For the past three years, the road premiership has gone through Richmond. In order to win it, that’s has been the team to beat and it will be again in 2020. West Coast might have been fortunate that Collingwood knocked them off in 2018 and they didn’t have to face them in the big dance – we will never know, unfortunately, as it would have been a cracker!

Outside of Richmond as clear flag favourites, I like the look of West Coast over other seeded teams, even though they are going to miss out on a valuable double chance. And while you can argue against them with a range of stats, ranging from contested possession to ground ball gets, there’s no denying they have a wealth of big game players who can rip games apart.

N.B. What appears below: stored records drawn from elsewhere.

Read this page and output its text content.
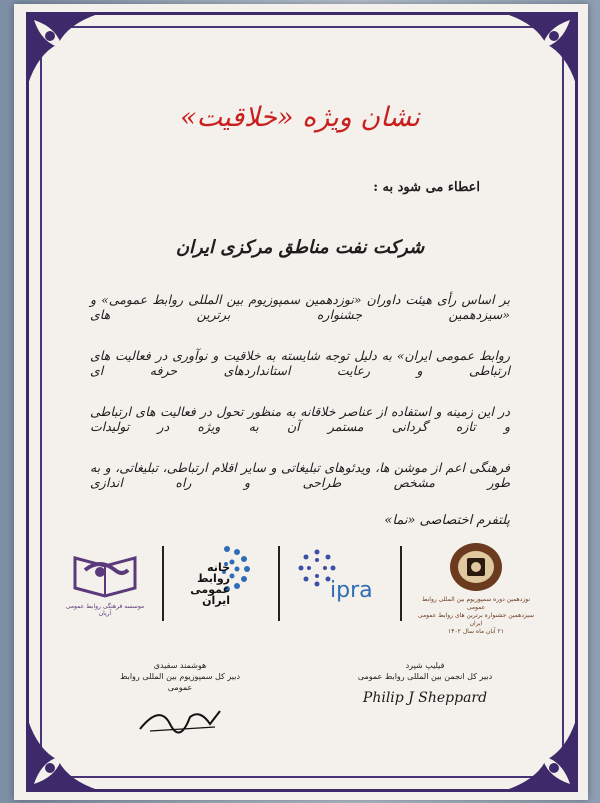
نشان ویژه «خلاقیت»
اعطاء می شود به :
شرکت نفت مناطق مرکزی ایران
بر اساس رأی هیئت داوران «نوزدهمین سمپوزیوم بین المللی روابط عمومی» و «سیزدهمین جشنواره برترین های
روابط عمومی ایران» به دلیل توجه شایسته به خلاقیت و نوآوری در فعالیت های ارتباطی و رعایت استانداردهای حرفه ای
در این زمینه و استفاده از عناصر خلاقانه به منظور تحول در فعالیت های ارتباطی و تازه گردانی مستمر آن به ویژه در تولیدات
فرهنگی اعم از موشن ها، ویدئوهای تبلیغاتی و سایر اقلام ارتباطی، تبلیغاتی، و به طور مشخص طراحی و راه اندازی
پلتفرم اختصاصی «نما»
موسسه فرهنگی روابط عمومی آریان
خانه
روابط
عمومی
ایران	ipra	نوزدهمین دوره سمپوزیوم بین المللی روابط عمومی
سیزدهمین جشنواره برترین های روابط عمومی ایران
۲۱ آبان ماه سال ۱۴۰۲
هوشمند سفیدی
دبیر کل سمپوزیوم بین المللی روابط عمومی
فیلیپ شپرد
دبیر کل انجمن بین المللی روابط عمومی
Philip J Sheppard
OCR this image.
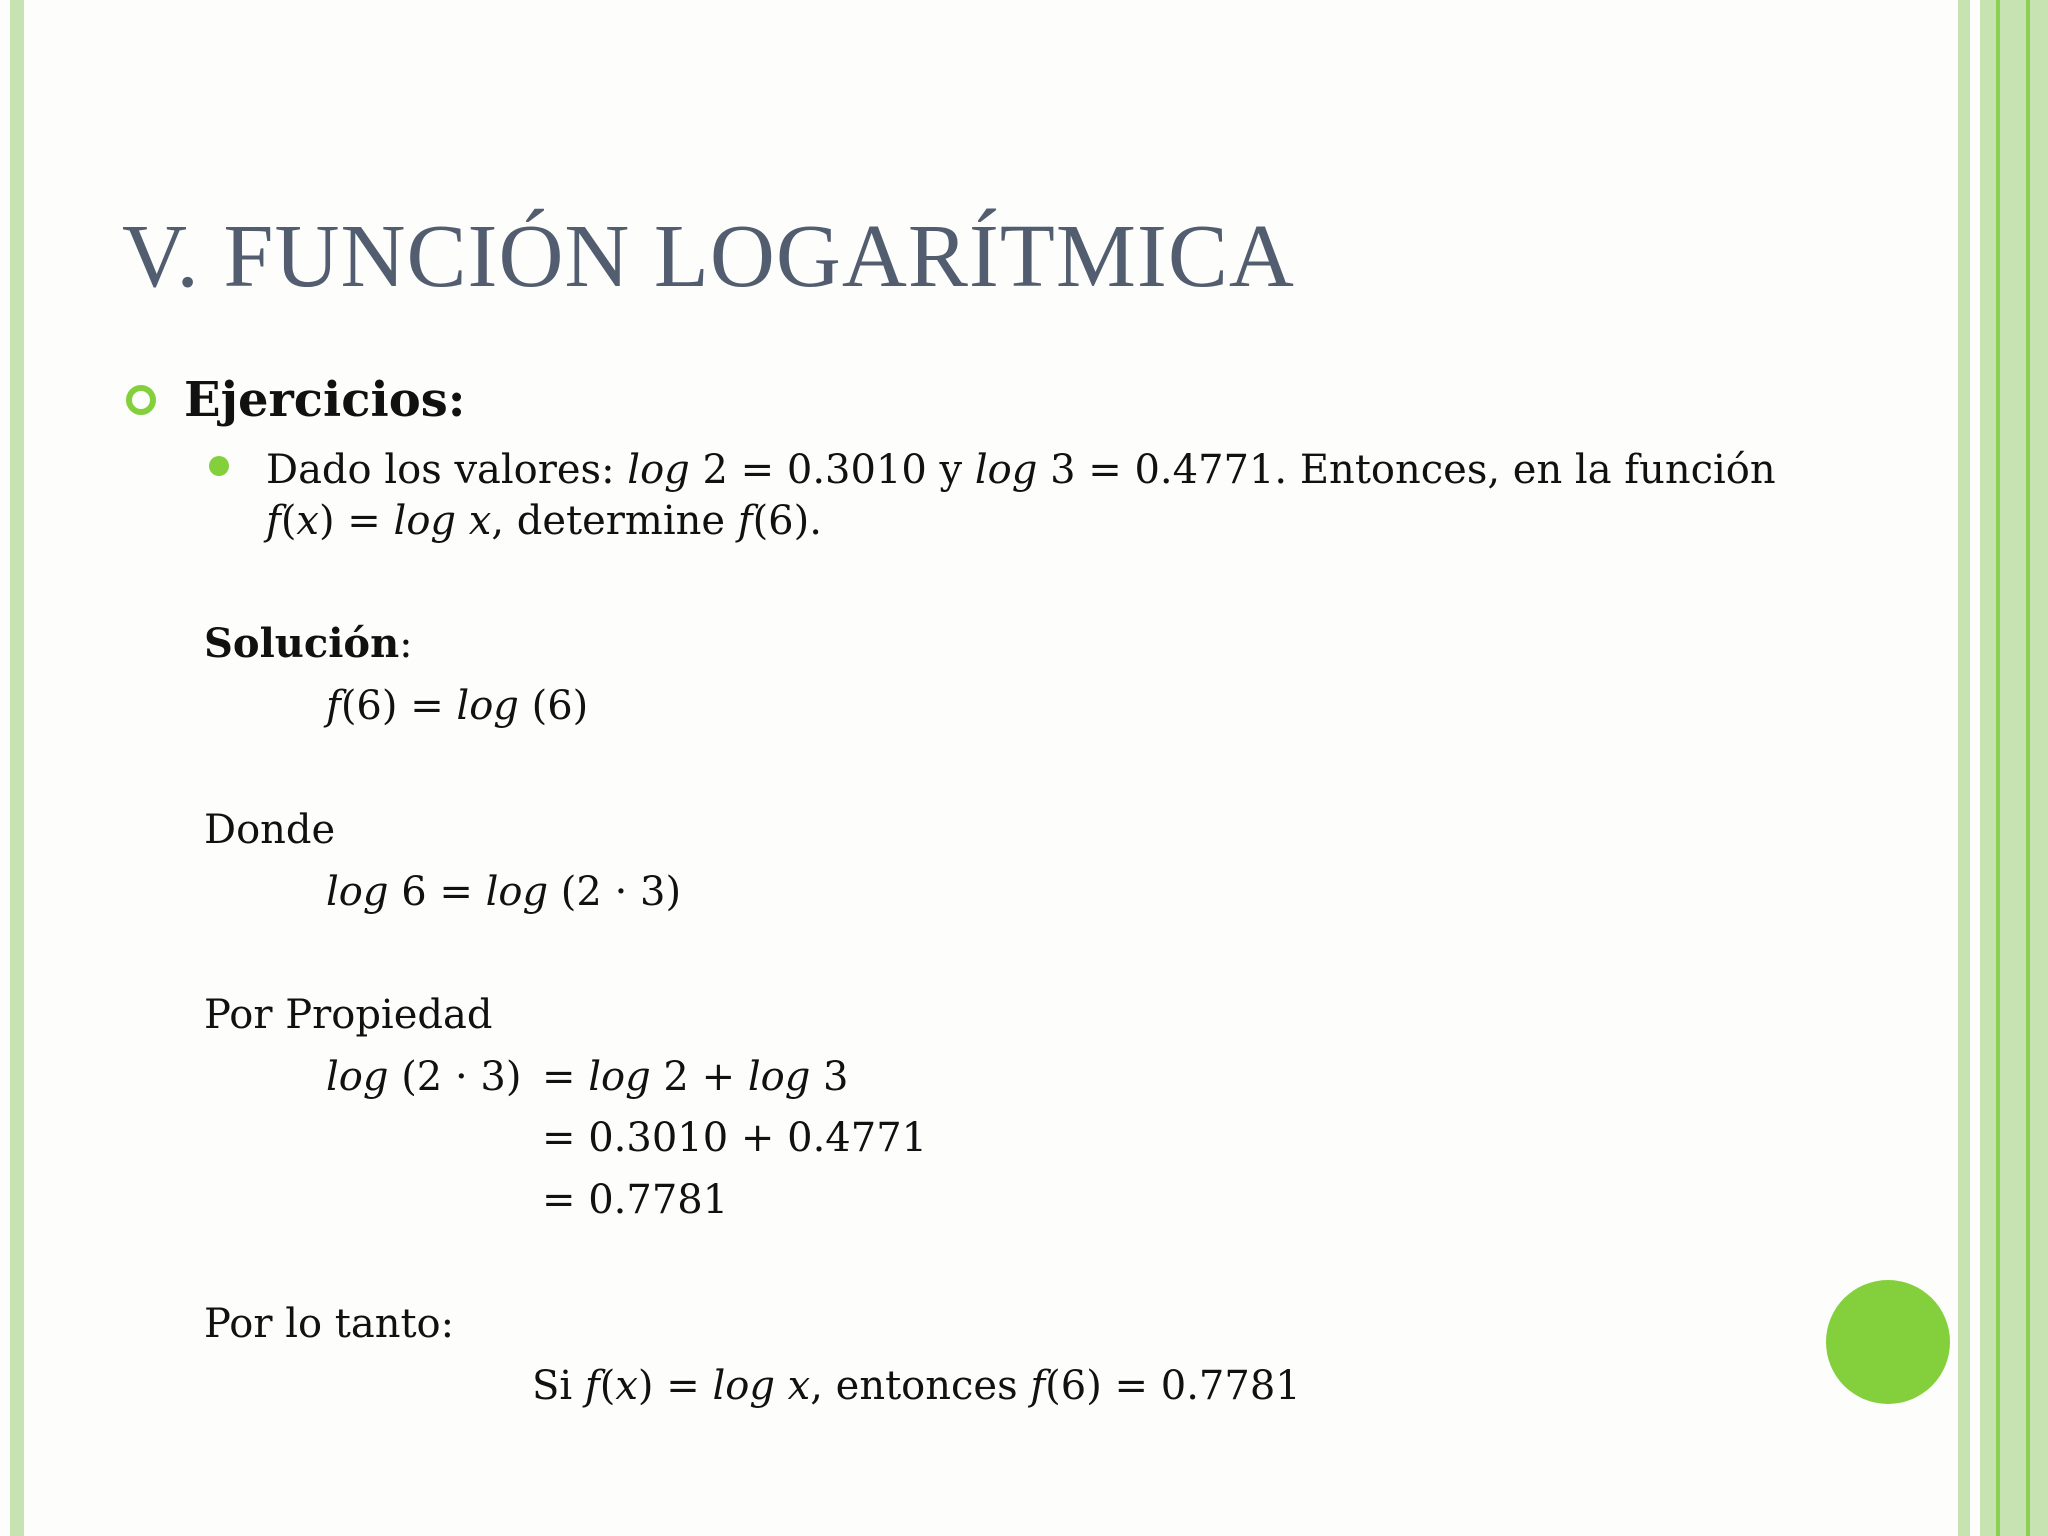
V. FUNCIÓN LOGARÍTMICA
Ejercicios:
Dado los valores: log 2 = 0.3010 y log 3 = 0.4771. Entonces, en la función
f(x) = log x, determine f(6).
Solución:
f(6) = log (6)
Donde
log 6 = log (2 · 3)
Por Propiedad
log (2 · 3) = log 2 + log 3
= 0.3010 + 0.4771
= 0.7781
Por lo tanto:
Si f(x) = log x, entonces f(6) = 0.7781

Luke Shuey, Jeremy McGovern, Nic Nat, Tim Kelly and Liam Ryan. These aren’t just All Australian calibre – these are players that can be a significant influence in any game. God help the opposition if they put it all together in the same game.

You only have to go back to round 18 and witness the games of Nic Nat and Kelly to understand the impact they have. By all accounts, St Kilda should have taken the lead and never looked back in that fourth quarter, but these two players showed that individuals can win games. If they replicate that sort of performance come finals, you don’t want to be the team lining up against them.

On the odd-chance they somehow have a quiet day out, there are plenty more ready to pop up and have a blinder. This is a team that has balance, and it has role players that can contend for best on ground honours. We’ve seen Brad Sheppard finally rewarded with an All-Australian berth, Dom Sheed slot goals under immense pressure and Luke Shuey put the team on his back when they needed someone to stand up. And then there are players like Liam Duggan, Oscar Allen and Tom Barrass, all of who are more than capable of being game-breakers in their respective roles.

And where the Eagles set themselves apart here is overlooked a little too often – they just don’t have the personnel – they have the finals experience. This is something lacking in the equally impressive Lions and Port teams – two grand finals, one elimination and two semis in the last five years. They know how to win big games.

To have any hope of winning, they must avoid any more significant injuries and get lucky with the fixturing. If they get up against Collingwood, they’ll face the loser of Port and Geelong. Even though Port might be a tougher assignment, it might work out better for them to play them at Adelaide Oval, because a) they won’t need to quarantine and can fly back home for another week and b) they have never lost to Port there before and will go in with a bit of confidence. Then will come their biggest hurdle – the prelim, where they will undoubtedly face Richmond, unless Lions can do the unlikely and win the qualifying final.

The prelims will probably be both night games this year and although they have the capacity to beat Richmond, it’s very hard to see it happening when the conditions are a little dewy. That said, West Coast are training with an oily, soaked ball to replicate Queensland conditions, so who knows – perhaps they will overcome their greatest weakness.

But whether is not their only short-coming. Sluggish starts, fades in focus, allowing teams to negate their system with pressure acts – all of these have featured in the Eagles’ 2020 campaign. All of these will have to be addressed.



Considering their rough start, West Coast have done remarkably well to get back on track and, even though they would be disappointed in not seeding in the top four, they still have a chance at another flag. I don’t buy the ‘put the line through them’ mentality that is circulating – they are too good of a team to completely write off. On their day, West Coast is as good as any team in this finals series and is capable of topping all the teams at the top of the ladder. That’s why I think they’re the dark horse this final series. It takes a month of good footy to win the flag, and West Coast are capable of producing it.

However, the Queensland factor might be too much of a hurdle for them to clear and they may not realise their full potential.

I think they’ll beat the troubled Pies on Saturday and should give Port/Geelong a good crack too. I can’t get my head around them beating Richmond in an evening preliminary, and that’s where I predict West Coast will end their season.